Abstract: We present ChatR1, a reasoning framework based on reinforcement learning (RL) for conversational question answering (CQA). Reasoning plays an important role in CQA, where user intent evolves across dialogue turns, and utterances are often underspecified, requiring contextual interpretation, query reformulation, and dynamic coordination between retrieval and generation. Unlike static `rewrite, retrieve, and generate' pipelines, ChatR1 interleaves search and reasoning across turns, enabling exploratory and adaptive behaviors learned through RL. To address the challenge of sparse and delayed rewards in RL, we propose an intent-aware reward that provides turn-level feedback by aligning retrieval and reasoning with evolving user goals. Our proposed ChatR1 demonstrates strong performance on both 3B and 7B model backbones, outperforming competitive models on five CQA datasets, measured by different metrics (F1, BERTScore, and LLM-as-judge). We include a diverse set of CQA datasets to cover topic shifts, evolving intents, mixed-initiative dialogues, and multi-document grounding, testing ChatR1's performance from various aspects. Ablation studies confirm the effectiveness of the intent-aware reward. Our analyses further reveal diverse reasoning trajectories and effective use of the search tool.

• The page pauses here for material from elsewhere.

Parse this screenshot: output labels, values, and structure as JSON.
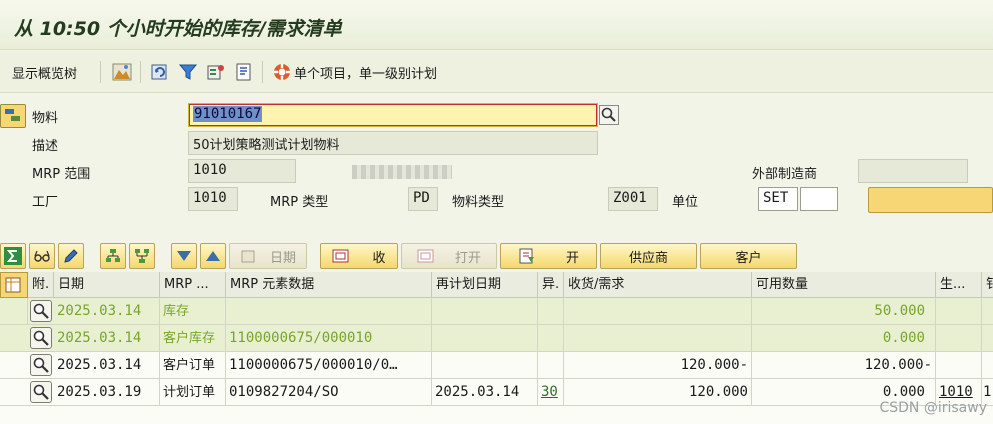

ChatR1 also generalizes robustly across domains, demonstrating that RL-based reasoning enables more flexible and context-sensitive behavior than static CQA pipelines.
Authors (3)
Simon Lupart
Mohammad Aliannejadi
Evangelos Kanoulas
Submitted
October 15, 2025
arXiv Category
cs.CL
arXiv PDF

Key Contributions

This paper presents ChatR1, an RL-based framework for conversational QA that interleaves search and reasoning across dialogue turns, enabling adaptive behaviors. It introduces an intent-aware reward function for turn-level feedback, significantly improving performance on CQA datasets compared to competitive models.

Business Value

Enhances the capabilities of conversational AI agents, leading to more effective customer support, improved user experience in information-seeking applications, and more intelligent virtual assistants.